= Vinzenz Pallotti University =

The Vinzenz Pallotti University (until 2021 Philosophisch-Theologische Hochschule Vallendar (PTHV)) is a Roman Catholic private university in Vallendar, Germany, that originated as a religious university of the Pallottines. It is run as an ecclesiastically and state-recognized academic university under independent sponsorship.

== History ==
The predecessor of today's university was a theological training center founded in 1896/97 in Koblenz-Ehrenbreitstein, which moved to Limburg an der Lahn in 1898 and has been located in Vallendar near Koblenz as a theological university since 1945. The educational institution was established and managed by the order.

By decree of the Rhineland-Palatinate Ministry of the Interior on September 11, 1973, the religious college was given equal status to the universities of the state of Rhineland-Palatinate. In 1974, it was recognized by the Roman Congregation for Catholic Education, and in 1979 it received state recognition as an independent academic university. Since 1978, with ecclesiastical approval, a state-approved diploma program in theology has been conducted. In 1993, the educational institution was reestablished as the Philosophical-Theological College of the Society of the Catholic Apostolate (Pallottines), or PTHV for short. By decree of the Roman Congregation for Education of October 7, 1993, it was elevated to the status of a Faculty of Theology, which can confer all ecclesiastical academic degrees with canonical effects. State recognition of the licentiate and doctoral regulations followed in 1994, and in 1996 PTHV received ecclesiastically and state-recognized authority for habilitation.

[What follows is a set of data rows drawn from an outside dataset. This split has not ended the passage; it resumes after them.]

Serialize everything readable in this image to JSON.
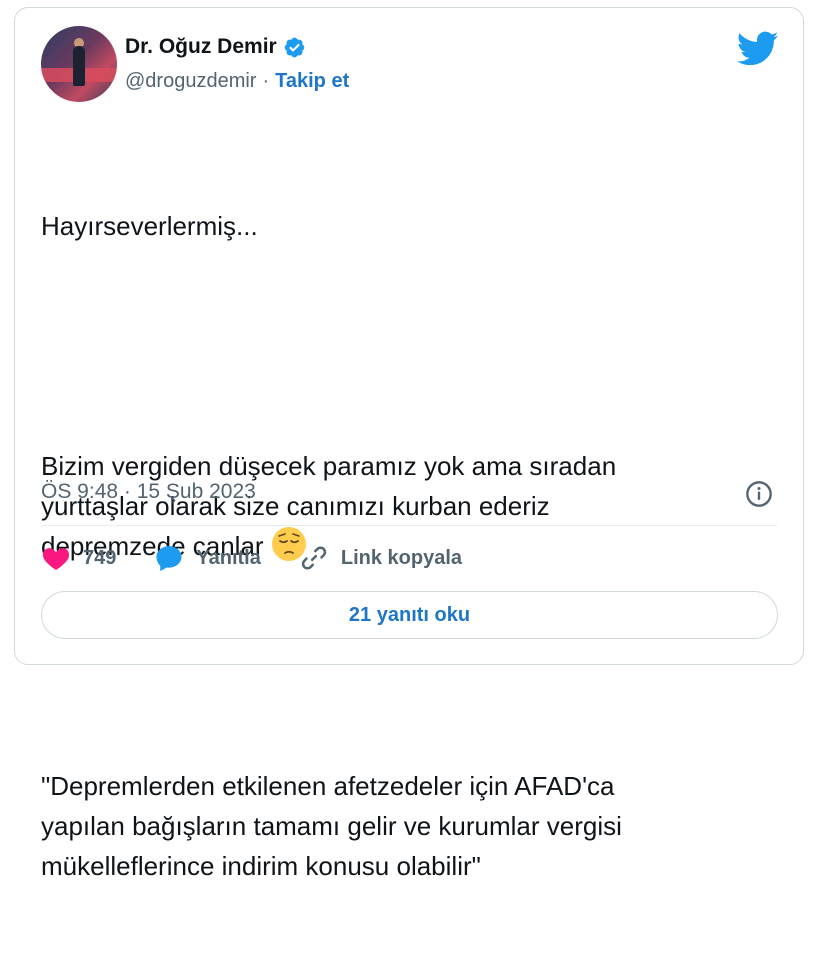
{
  "author": {
    "name": "Dr. Oğuz Demir",
    "handle": "@droguzdemir",
    "separator": "·",
    "follow_label": "Takip et"
  },
  "tweet": {
    "line1": "Hayırseverlermiş...",
    "para2": "Bizim vergiden düşecek paramız yok ama sıradan\nyurttaşlar olarak size canımızı kurban ederiz\ndepremzede canlar",
    "para3": "\"Depremlerden etkilenen afetzedeler için AFAD'ca\nyapılan bağışların tamamı gelir ve kurumlar vergisi\nmükelleflerince indirim konusu olabilir\"",
    "emoji": "pensive-face"
  },
  "meta": {
    "timestamp": "ÖS 9:48 · 15 Şub 2023"
  },
  "actions": {
    "like_count": "749",
    "reply_label": "Yanıtla",
    "copy_link_label": "Link kopyala"
  },
  "read_replies_label": "21 yanıtı oku",
  "colors": {
    "accent": "#1d76c9",
    "verified": "#1d9bf0",
    "like": "#f91880",
    "text": "#0f1419",
    "muted": "#536471",
    "border": "#cfd9de"
  }
}
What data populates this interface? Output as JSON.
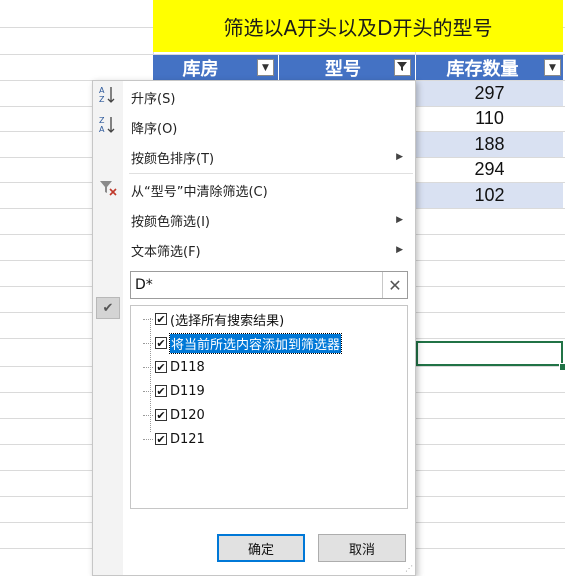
{
  "sheet": {
    "title": "筛选以A开头以及D开头的型号",
    "headers": [
      "库房",
      "型号",
      "库存数量"
    ],
    "quantities": [
      "297",
      "110",
      "188",
      "294",
      "102"
    ],
    "colors": {
      "header_bg": "#4472c4",
      "title_bg": "#ffff00",
      "band": "#d9e1f2",
      "selection": "#217346"
    }
  },
  "filter_menu": {
    "sort_asc": "升序(S)",
    "sort_desc": "降序(O)",
    "sort_by_color": "按颜色排序(T)",
    "clear_filter": "从“型号”中清除筛选(C)",
    "filter_by_color": "按颜色筛选(I)",
    "text_filter": "文本筛选(F)",
    "search_value": "D*",
    "list_items": [
      {
        "label": "(选择所有搜索结果)",
        "checked": true
      },
      {
        "label": "将当前所选内容添加到筛选器",
        "checked": true
      },
      {
        "label": "D118",
        "checked": true
      },
      {
        "label": "D119",
        "checked": true
      },
      {
        "label": "D120",
        "checked": true
      },
      {
        "label": "D121",
        "checked": true
      }
    ],
    "ok_label": "确定",
    "cancel_label": "取消"
  }
}
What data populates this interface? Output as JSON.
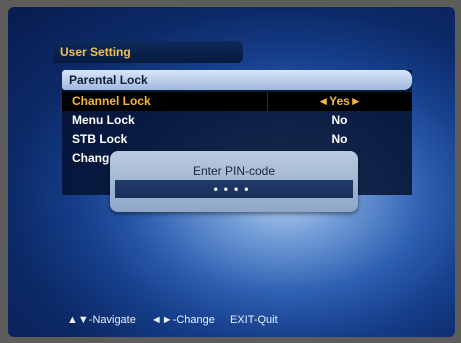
{
  "header": {
    "title": "User Setting"
  },
  "panel": {
    "title": "Parental Lock"
  },
  "rows": [
    {
      "label": "Channel Lock",
      "value": "◄Yes►",
      "selected": true
    },
    {
      "label": "Menu Lock",
      "value": "No",
      "selected": false
    },
    {
      "label": "STB Lock",
      "value": "No",
      "selected": false
    },
    {
      "label": "Chang",
      "value": "",
      "selected": false
    }
  ],
  "pin_dialog": {
    "title": "Enter PIN-code",
    "value": "••••"
  },
  "footer": {
    "navigate": "▲▼-Navigate",
    "change": "◄►-Change",
    "exit": "EXIT-Quit"
  },
  "colors": {
    "selected_text": "#f5b53a",
    "header_text": "#f0c050"
  }
}
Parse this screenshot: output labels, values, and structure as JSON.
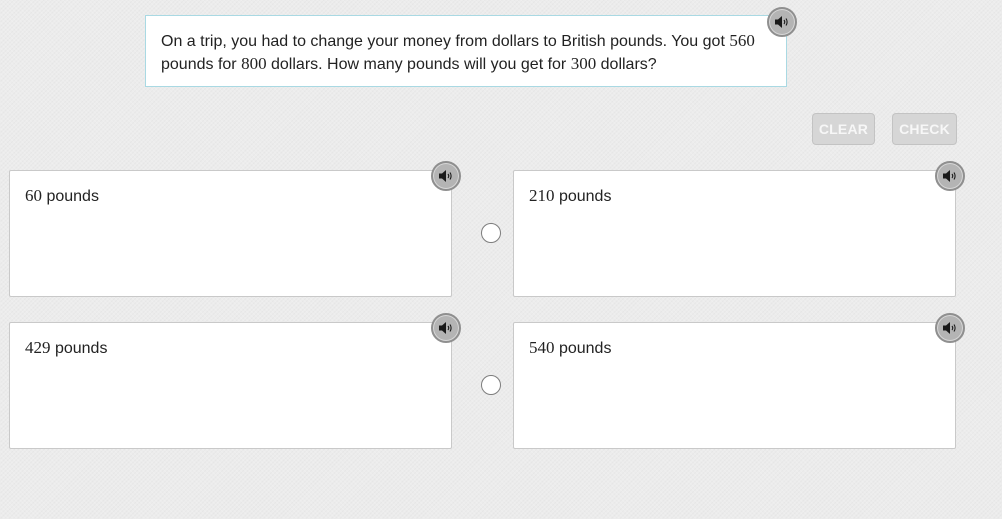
{
  "question": {
    "seg1": "On a trip, you had to change your money from dollars to British pounds. You got ",
    "num1": "560",
    "seg2": " pounds for ",
    "num2": "800",
    "seg3": " dollars. How many pounds will you get for ",
    "num3": "300",
    "seg4": " dollars?",
    "audio_icon": "speaker-icon"
  },
  "buttons": {
    "clear_label": "CLEAR",
    "check_label": "CHECK"
  },
  "answers": [
    {
      "value": "60",
      "unit": " pounds"
    },
    {
      "value": "210",
      "unit": " pounds"
    },
    {
      "value": "429",
      "unit": " pounds"
    },
    {
      "value": "540",
      "unit": " pounds"
    }
  ],
  "colors": {
    "question_border": "#a9d9e3",
    "button_disabled_bg": "#d6d6d6",
    "audio_button_bg": "#b4b4b4"
  }
}
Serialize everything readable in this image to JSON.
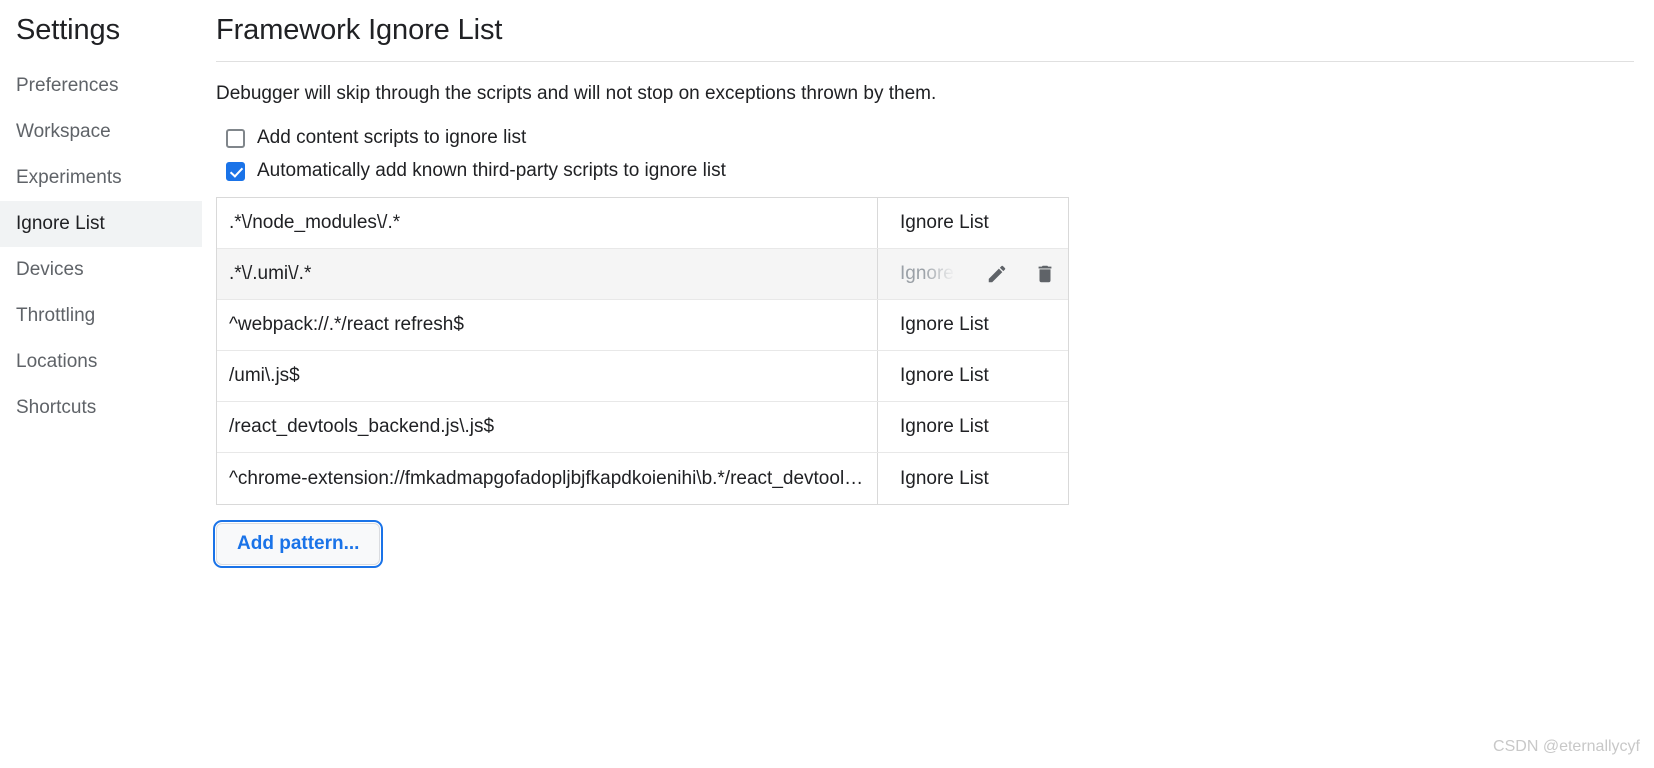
{
  "sidebar": {
    "title": "Settings",
    "items": [
      {
        "label": "Preferences",
        "selected": false
      },
      {
        "label": "Workspace",
        "selected": false
      },
      {
        "label": "Experiments",
        "selected": false
      },
      {
        "label": "Ignore List",
        "selected": true
      },
      {
        "label": "Devices",
        "selected": false
      },
      {
        "label": "Throttling",
        "selected": false
      },
      {
        "label": "Locations",
        "selected": false
      },
      {
        "label": "Shortcuts",
        "selected": false
      }
    ]
  },
  "main": {
    "title": "Framework Ignore List",
    "description": "Debugger will skip through the scripts and will not stop on exceptions thrown by them.",
    "checkboxes": [
      {
        "label": "Add content scripts to ignore list",
        "checked": false
      },
      {
        "label": "Automatically add known third-party scripts to ignore list",
        "checked": true
      }
    ],
    "table": {
      "rows": [
        {
          "pattern": ".*\\/node_modules\\/.*",
          "behavior": "Ignore List",
          "hovered": false
        },
        {
          "pattern": ".*\\/.umi\\/.*",
          "behavior": "Ignore List",
          "hovered": true
        },
        {
          "pattern": "^webpack://.*/react refresh$",
          "behavior": "Ignore List",
          "hovered": false
        },
        {
          "pattern": "/umi\\.js$",
          "behavior": "Ignore List",
          "hovered": false
        },
        {
          "pattern": "/react_devtools_backend.js\\.js$",
          "behavior": "Ignore List",
          "hovered": false
        },
        {
          "pattern": "^chrome-extension://fmkadmapgofadopljbjfkapdkoienihi\\b.*/react_devtools_backend.js$",
          "behavior": "Ignore List",
          "hovered": false
        }
      ],
      "actions": {
        "edit_label": "Edit",
        "delete_label": "Remove"
      }
    },
    "add_pattern_label": "Add pattern..."
  },
  "watermark": "CSDN @eternallycyf",
  "colors": {
    "accent": "#1a73e8",
    "selected_bg": "#f1f3f4",
    "hover_bg": "#f5f5f5",
    "text": "#202124",
    "muted_text": "#5f6368"
  }
}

In 2005, the sponsorship was reorganized and divided between the non-profit limited liability companies Vinzenz Pallotti gGmbH Friedberg and St. Elisabeth gGmbH Waldbreitbach, which were assigned to the religious orders of the Pallottine Fathers and the Franciscan Sisters of Waldbreitbach, respectively, and since then have been the two shareholders of the sponsoring company PTHV gGmbH. At the same time, a faculty for nursing science was established alongside the theological education. In 2009, new basic regulations were drawn up and approved by the Roman Congregation for Education, the Diocese of Trier and the Ministry for Science, Further Education and Culture in Mainz. By decree of the university's Grand Chancellor, Fritz Kretz, then Rector General of the Pallottine Fathers, the university was transformed into a Catholic University ("Universitas Catholica") in the same year and named "Philosophical-Theological University of Vallendar. Ecclesiastically and state-recognized academic university in free sponsorship". The PTHV gGmbH, based in Vallendar, remained the responsible body. In 2016, the doctoral regulations for the Ph.D. came into force, and in 2017, together with the revised basic regulations, the new regulations for the master's degree program, the doctorate and the licentiate were put into force.

At the end of 2020, the Waldbreitbach Franciscan Sisters with their Marienhaus Holding GmbH (the former St. Elisabeth gGmbH) withdrew from the sponsorship, which resulted in a realignment of the Pallottine University. According to the specifications of the Pallottine Province, the Faculty of Nursing Science will be closed, also in view of a changed market environment, and in its place, alongside the Faculty of Theology, a Faculty of Human Sciences will be established with degree programs in psychology, psychotherapy, leadership, coaching and social work, which began teaching in October 2022. According to the university, this is intended to strengthen value-oriented research and teaching. The name of the university was changed to St. Vincent Pallotti University in December 2021.